Make sure the volume in her headphones are at comfortable level. Put her channel foldback (is that the right term?) slightly higher than everything else.
 
The problem is I think she cannot hear herself very well. If she can hear too well, she won't be able to hear the beats and other stuff which guides her tempo and pitch. So there is a good balance. i am guessing you can pretty much adjust the vocals and instruments separately, right?

I just started using headphones and still not getting the balance right. And practice at home with headphones that would make her comfortable in a studio.
 
Not picking on women here, but over the years I find women cannot hear themselves even when the volume of their vocals is through the roof, I also find this working live with monitors and female singers. I don't know why this is but they just hear different, I think they don't realise that they can in fact hear themselves.
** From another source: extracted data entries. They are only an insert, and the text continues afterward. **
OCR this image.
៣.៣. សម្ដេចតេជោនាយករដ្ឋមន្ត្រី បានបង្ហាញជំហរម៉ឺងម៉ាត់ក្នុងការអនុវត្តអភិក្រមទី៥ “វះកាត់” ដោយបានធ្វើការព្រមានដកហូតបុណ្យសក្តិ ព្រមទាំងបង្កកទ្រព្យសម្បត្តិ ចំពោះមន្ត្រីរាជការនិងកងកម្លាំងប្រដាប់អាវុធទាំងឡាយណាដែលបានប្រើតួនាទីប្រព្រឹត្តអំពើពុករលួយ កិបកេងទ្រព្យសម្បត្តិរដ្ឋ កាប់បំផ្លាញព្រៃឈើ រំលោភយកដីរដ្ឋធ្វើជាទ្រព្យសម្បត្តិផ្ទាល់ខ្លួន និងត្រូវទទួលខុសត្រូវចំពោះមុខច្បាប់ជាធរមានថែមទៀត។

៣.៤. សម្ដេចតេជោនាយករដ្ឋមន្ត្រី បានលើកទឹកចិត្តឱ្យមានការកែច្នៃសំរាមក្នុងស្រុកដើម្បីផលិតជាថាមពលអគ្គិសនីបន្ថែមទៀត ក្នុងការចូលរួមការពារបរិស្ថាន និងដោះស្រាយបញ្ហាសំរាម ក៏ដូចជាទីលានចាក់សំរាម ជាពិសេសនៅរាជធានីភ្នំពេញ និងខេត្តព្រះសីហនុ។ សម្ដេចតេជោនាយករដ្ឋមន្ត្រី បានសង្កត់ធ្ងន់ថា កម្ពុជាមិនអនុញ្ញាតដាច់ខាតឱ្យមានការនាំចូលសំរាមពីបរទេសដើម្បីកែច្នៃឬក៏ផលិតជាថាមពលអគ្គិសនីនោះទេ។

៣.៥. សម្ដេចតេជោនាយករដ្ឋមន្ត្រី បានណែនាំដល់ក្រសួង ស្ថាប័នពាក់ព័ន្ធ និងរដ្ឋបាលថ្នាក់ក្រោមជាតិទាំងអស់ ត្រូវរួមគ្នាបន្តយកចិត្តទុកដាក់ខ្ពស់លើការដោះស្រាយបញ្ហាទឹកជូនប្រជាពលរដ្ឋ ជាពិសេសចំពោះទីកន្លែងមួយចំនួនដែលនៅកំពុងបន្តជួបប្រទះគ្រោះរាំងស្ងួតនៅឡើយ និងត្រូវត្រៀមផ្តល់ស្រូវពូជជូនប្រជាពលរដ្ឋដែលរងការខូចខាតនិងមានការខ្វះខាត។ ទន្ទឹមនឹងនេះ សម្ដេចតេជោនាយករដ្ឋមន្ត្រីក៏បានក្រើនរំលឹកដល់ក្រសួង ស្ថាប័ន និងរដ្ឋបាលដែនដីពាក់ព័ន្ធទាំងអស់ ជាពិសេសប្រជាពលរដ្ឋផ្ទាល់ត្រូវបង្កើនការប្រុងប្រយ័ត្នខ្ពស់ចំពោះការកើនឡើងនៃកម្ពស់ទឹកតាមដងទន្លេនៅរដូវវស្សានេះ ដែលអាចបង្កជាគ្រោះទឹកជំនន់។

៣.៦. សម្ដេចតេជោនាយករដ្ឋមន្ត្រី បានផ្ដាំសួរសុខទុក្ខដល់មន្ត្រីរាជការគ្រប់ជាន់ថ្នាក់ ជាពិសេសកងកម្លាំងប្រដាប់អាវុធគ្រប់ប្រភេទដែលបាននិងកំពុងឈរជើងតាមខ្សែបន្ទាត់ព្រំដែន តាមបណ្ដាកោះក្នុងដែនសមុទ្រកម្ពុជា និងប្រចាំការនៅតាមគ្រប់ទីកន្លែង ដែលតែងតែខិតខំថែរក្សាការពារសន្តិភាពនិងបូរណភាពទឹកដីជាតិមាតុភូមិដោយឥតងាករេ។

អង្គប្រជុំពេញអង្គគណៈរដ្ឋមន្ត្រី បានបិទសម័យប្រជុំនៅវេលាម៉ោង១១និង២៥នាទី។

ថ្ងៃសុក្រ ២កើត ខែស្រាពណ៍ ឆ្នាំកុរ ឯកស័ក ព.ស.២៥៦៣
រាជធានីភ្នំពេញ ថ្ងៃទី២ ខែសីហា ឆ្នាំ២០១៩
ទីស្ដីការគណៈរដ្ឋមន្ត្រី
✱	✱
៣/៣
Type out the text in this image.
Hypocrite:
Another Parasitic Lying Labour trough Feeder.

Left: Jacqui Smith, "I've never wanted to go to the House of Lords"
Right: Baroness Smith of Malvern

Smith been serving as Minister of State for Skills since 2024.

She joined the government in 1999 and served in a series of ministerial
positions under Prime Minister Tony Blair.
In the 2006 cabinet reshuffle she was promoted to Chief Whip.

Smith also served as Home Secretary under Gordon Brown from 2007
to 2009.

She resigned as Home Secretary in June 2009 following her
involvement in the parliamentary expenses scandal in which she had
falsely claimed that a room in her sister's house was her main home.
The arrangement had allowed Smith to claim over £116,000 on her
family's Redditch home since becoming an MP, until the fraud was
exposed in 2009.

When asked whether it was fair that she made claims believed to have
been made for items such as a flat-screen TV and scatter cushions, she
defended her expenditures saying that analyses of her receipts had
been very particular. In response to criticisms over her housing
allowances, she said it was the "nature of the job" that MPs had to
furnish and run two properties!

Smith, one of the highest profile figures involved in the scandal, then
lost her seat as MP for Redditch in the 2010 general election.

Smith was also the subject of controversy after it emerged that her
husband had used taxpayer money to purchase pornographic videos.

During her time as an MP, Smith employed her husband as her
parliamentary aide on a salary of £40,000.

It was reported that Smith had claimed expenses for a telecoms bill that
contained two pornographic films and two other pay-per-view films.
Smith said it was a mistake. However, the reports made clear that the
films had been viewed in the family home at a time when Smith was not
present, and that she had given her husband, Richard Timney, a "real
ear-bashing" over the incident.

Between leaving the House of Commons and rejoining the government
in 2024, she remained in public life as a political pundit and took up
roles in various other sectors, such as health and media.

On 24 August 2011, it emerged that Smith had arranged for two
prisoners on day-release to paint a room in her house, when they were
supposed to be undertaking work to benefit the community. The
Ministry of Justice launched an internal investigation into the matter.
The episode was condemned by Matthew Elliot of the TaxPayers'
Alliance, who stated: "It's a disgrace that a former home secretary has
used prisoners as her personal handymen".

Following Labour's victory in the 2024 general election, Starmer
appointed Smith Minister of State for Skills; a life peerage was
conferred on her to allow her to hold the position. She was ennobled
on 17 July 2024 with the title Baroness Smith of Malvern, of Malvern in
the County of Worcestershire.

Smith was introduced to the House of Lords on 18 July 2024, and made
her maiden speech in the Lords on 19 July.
Try getting her to take one side of the phones off so she can hear the natural vocal as if she was singing with no monitoring. She can still hear the music through the one headphone to keep time and pitch. This also works well when recording string players.

Alan.
 
Some times I read posts on this site that are just so dumb it beggars belief.

The interwebz are a wondrous thing...:)
 
Not picking on women here, but over the years I find women cannot hear themselves even when the volume of their vocals is through the roof...

Yeah...I've had similar experiences. I'll have their headphone volume cranked, and they keep asking for more volume. I go try their headhones to see if they are working...and it's so damn loud, that I'm thinking their voice in the headphones is so loud, that it is keeping them from hearing their own nattural voice...which they don't understand, will sound different with cans on.


I think they don't realise that they can in fact hear themselves.

That could explain a lot of things, including why many divorces happen. :D
 
Some times I read posts on this site that are just so dumb it beggars belief.

The interwebz are a wondrous thing...:)

If you are referring to my post about female singers not hearing headphones and monitors, I can tell you that after working on several tours and festivals as monitor engineer this is a fact. I am not saying that every female singer is the same, they are not, but some just don't hear themselves. By the way, some male vocalists are just as bad.

On one tour we had 4 x 15"/horn wedges for the centre stage for the female singer, she had only her vocal in the send, we were running 2000 watts on this send, and she said throughout the show "I can't hear myself" I could hear her at the side monitor position louder than the whole band and at one stage the drummer (who was directly behind her) begged that her vocals be turned down as his ears were bleeding LOL,

Alan.
 
Pay no attention to Muttley....that's his best response when he doesn't know what he's talking about and/or has nothning meaningful to contribute. :D

You've probably done more recording and audio work in a week than he's done all his life. :)


Wait for for it....he'll probably come back with another "witty" response. :laughings:
 
I've seen vocalists of both sexes that just can NOT hear themselves no matter how loud you get their monitor.
One singer for a very good blues band I was in back in B.R. would have her monitors so loud that certain notes would make me nauseous. She'd still complain.

I don't really know if I've seen this more with women or not .... lord knows I've known a lot of guys that couldn't hear themselves.

I think it's part of how you approach 'listening' for the monitors ..... it's a psychological thing.
I don't even need monitors at all so it's definitely something other than simple volume.